Or que proposez-vous à ces Français, monsieur Gontard ? Proposez-vous une baisse drastique des pensions, fruits d’une vie de travail ? (Exclamations sur les travées des groupes SER et CRCE.) Ou bien proposez-vous une augmentation des impôts et des cotisations, ce qui conduirait inéluctablement à une baisse du pouvoir d’achat et à une hausse du chômage ! (Mêmes mouvements.)
M. Pascal Savoldelli. Et l’égalité salariale ?
Mme Élisabeth Borne, Première ministre. Alors, monsieur Gontard, vous vous trompez de cible, car les plus riches auront toujours une retraite, même sans notre réforme. (Exclamations sur les travées du groupe CRCE.) En revanche, pour les classes moyennes, pour les plus modestes, ce serait plus de chômage et moins de pouvoir d’achat.
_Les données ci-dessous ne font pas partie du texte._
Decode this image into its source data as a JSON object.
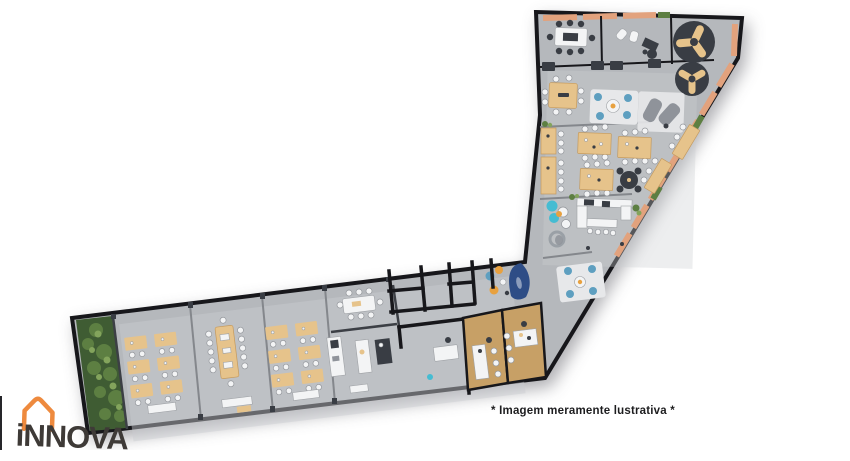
{
  "caption": {
    "text": "* Imagem meramente lustrativa *"
  },
  "logo": {
    "text": "iNNOVA"
  },
  "colors": {
    "background": "#ffffff",
    "floor": "#b5b8bc",
    "floor_light": "#cacdd0",
    "wall": "#17171b",
    "wood": "#e6c38b",
    "wood_dark": "#c49a5e",
    "wood_floor": "#c7a066",
    "bench_strip": "#e2a27d",
    "furniture_dark": "#393d44",
    "furniture_white": "#f3f4f5",
    "rug_white": "#e7e8ea",
    "plant_dark": "#3f5c33",
    "plant_mid": "#5d7f42",
    "plant_light": "#83a45c",
    "chair_blue": "#5e9fc0",
    "accent_teal": "#45bcd2",
    "accent_orange": "#e8a13f",
    "tent_blue": "#2e4d86",
    "lounge_gray": "#8f939a",
    "logo_orange": "#ee8a3e",
    "logo_text": "#3e3a37",
    "caption_color": "#1d1d1f"
  }
}
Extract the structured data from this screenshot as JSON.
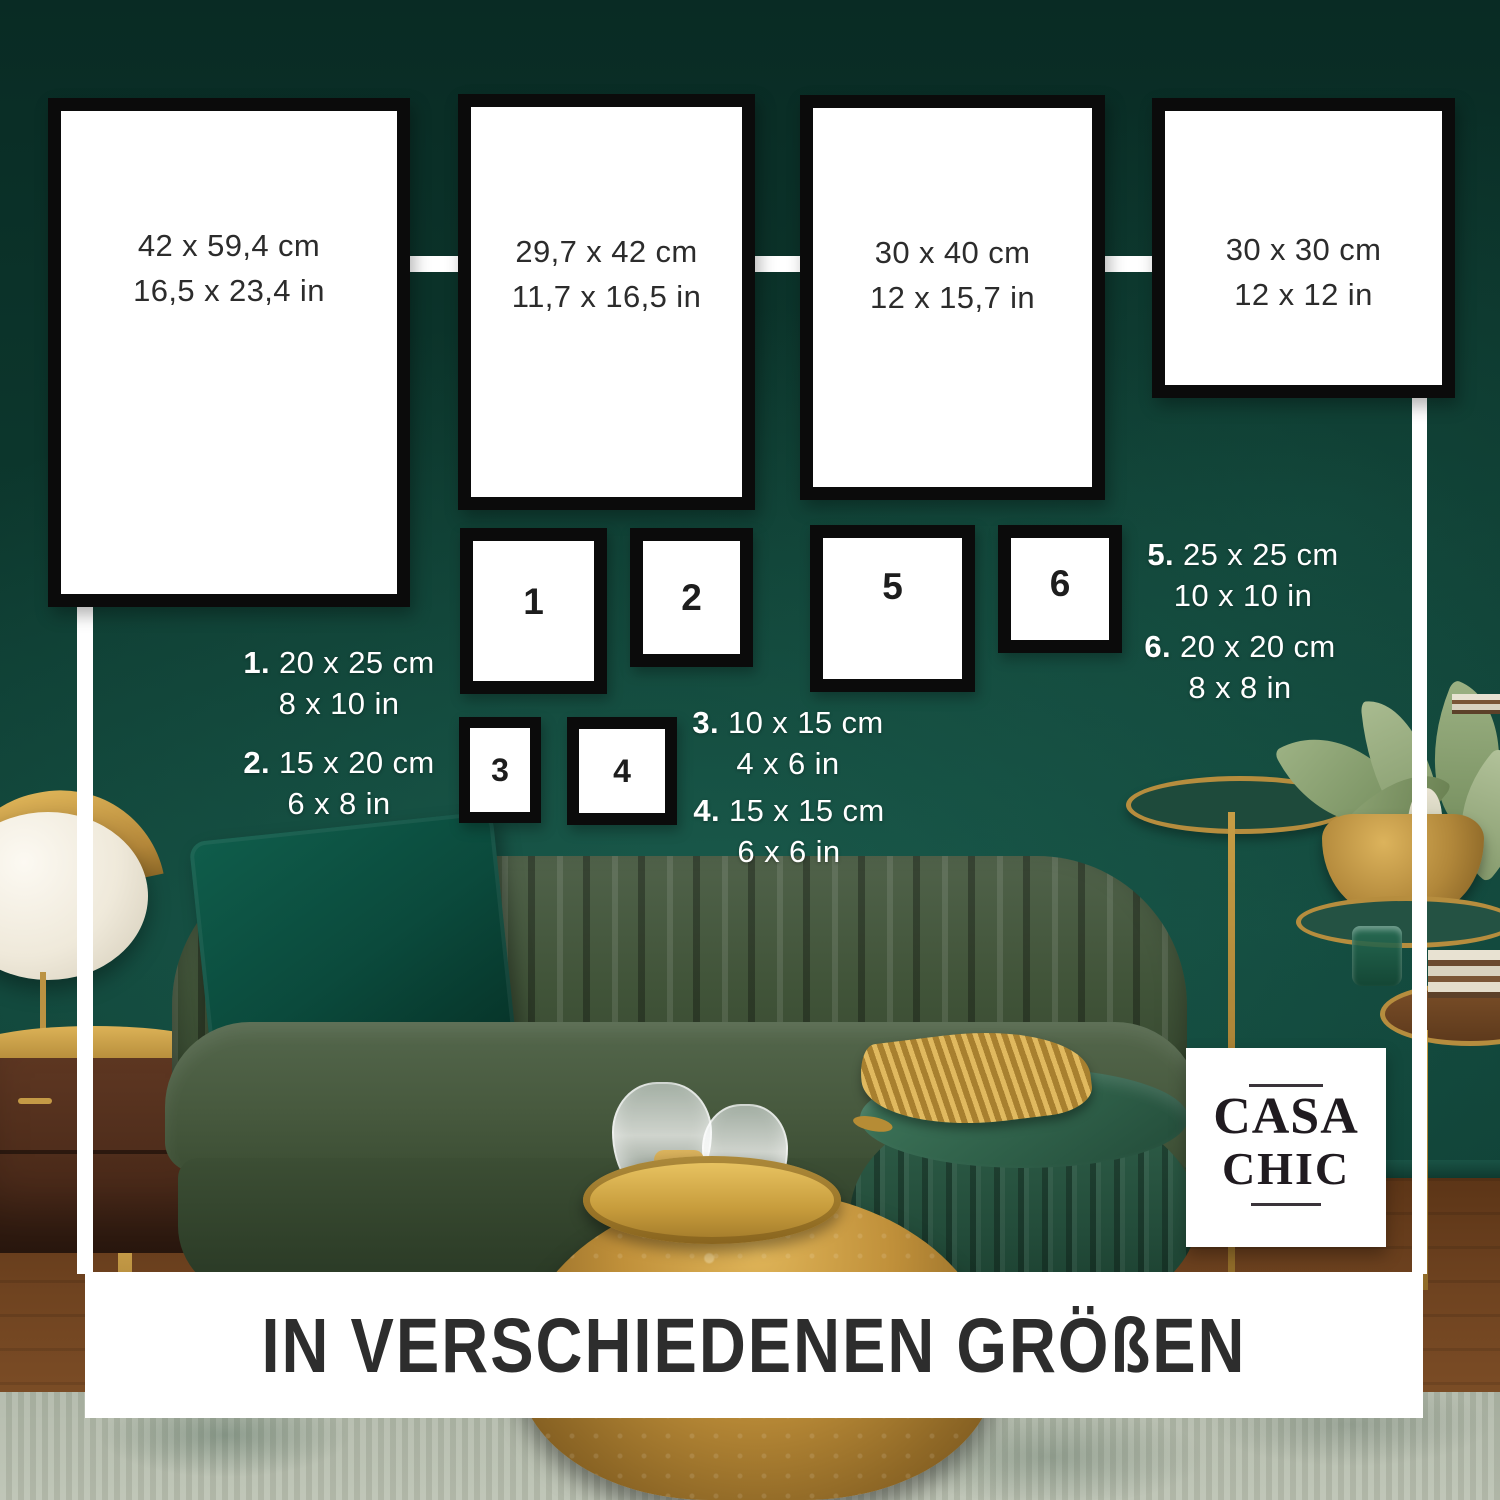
{
  "brand": {
    "name_line1": "CASA",
    "name_line2": "CHIC"
  },
  "banner": {
    "title": "IN VERSCHIEDENEN GRÖßEN"
  },
  "large_frames": [
    {
      "label_cm": "42 x 59,4 cm",
      "label_in": "16,5 x 23,4 in"
    },
    {
      "label_cm": "29,7 x 42 cm",
      "label_in": "11,7 x 16,5 in"
    },
    {
      "label_cm": "30 x 40 cm",
      "label_in": "12 x 15,7 in"
    },
    {
      "label_cm": "30 x 30 cm",
      "label_in": "12 x 12 in"
    }
  ],
  "numbered_frames": [
    {
      "number": "1"
    },
    {
      "number": "2"
    },
    {
      "number": "3"
    },
    {
      "number": "4"
    },
    {
      "number": "5"
    },
    {
      "number": "6"
    }
  ],
  "legend": [
    {
      "num": "1.",
      "cm": "20 x 25 cm",
      "in": "8 x 10 in"
    },
    {
      "num": "2.",
      "cm": "15 x 20 cm",
      "in": "6 x 8 in"
    },
    {
      "num": "3.",
      "cm": "10 x 15 cm",
      "in": "4 x 6 in"
    },
    {
      "num": "4.",
      "cm": "15 x 15 cm",
      "in": "6 x 6 in"
    },
    {
      "num": "5.",
      "cm": "25 x 25 cm",
      "in": "10 x 10 in"
    },
    {
      "num": "6.",
      "cm": "20 x 20 cm",
      "in": "8 x 8 in"
    }
  ],
  "colors": {
    "wall_green": "#0f3d32",
    "frame_border": "#0b0b0b",
    "frame_fill": "#ffffff",
    "dimension_text": "#2c2c2c",
    "legend_text": "#ffffff",
    "banner_bg": "#ffffff",
    "banner_text": "#2d2d2d",
    "accent_gold": "#c49a46"
  }
}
Ce que nous proposons, c’est le plein emploi et de meilleures retraites !
Monsieur Gontard, je l’ai dit et je le répète : notre projet n’est pas figé, il a d’ailleurs déjà évolué, grâce aux concertations menées avec les organisations syndicales et patronales, avec les groupes parlementaires… (Huées sur les travées des groupes GEST, SER et CRCE.)
M. Pascal Savoldelli. Quel mensonge !
Mme Élisabeth Borne, Première ministre. Il évoluera et s’enrichira encore grâce au débat parlementaire.
Certes, je sais que la dirigeante de votre parti a appelé à faire du Parlement une « zone à défendre », une ZAD, mais j’ai confiance dans la responsabilité de chacun pour offrir aux Français un débat de bonne tenue, un débat d’idées, un débat respectueux. Je ne doute pas que le Sénat y sera particulièrement attentif. (Applaudissements sur les travées du groupe RDPI, ainsi que sur des travées des groupes UC et Les Républicains.)
M. le président. La parole est à M. Guillaume Gontard, pour la réplique.
M. Guillaume Gontard. Madame la Première ministre, tout d’abord, ce sont nos retraites qui sont une zone à défendre ! Oui, il y a d’autres solutions ! Il suffit d’écouter, d’écouter les syndicats, d’écouter les parlementaires. Il suffit de regarder… (Exclamations sur les travées du groupe Les Républicains.)
De grâce, ne nous dites pas aujourd’hui qu’il n’y a pas d’argent dans notre pays, que ce n’est pas possible aujourd’hui. Oui, on peut taxer le capital et les dividendes ! Oui, il y a d’autres possibilités ! (Applaudissements sur les travées des groupes GEST, SER et CRCE.)
fermetures de classes dans les zones rurales (i)
M. le président. La parole est à M. Joël Guerriau, pour le groupe Les Indépendants – République et Territoires. (Applaudissements sur les travées du groupe INDEP.)
M. Joël Guerriau. Monsieur le ministre, l’éducation nationale vient d’informer de nombreux maires ruraux de projets de fermeture de classes, sans qu’ils aient été préalablement consultés. À titre d’exemple, en Loire-Atlantique, 29 communes rurales ont une épée de Damoclès au-dessus du toit de leur école.
Les écoles rurales sont le théâtre d’un drame qui se joue année après année. Les fermetures de classes pénalisent les familles, obligées de réaliser de plus longs trajets. Elles privent les petites communes d’un élément central de leur vitalité et de leur attractivité.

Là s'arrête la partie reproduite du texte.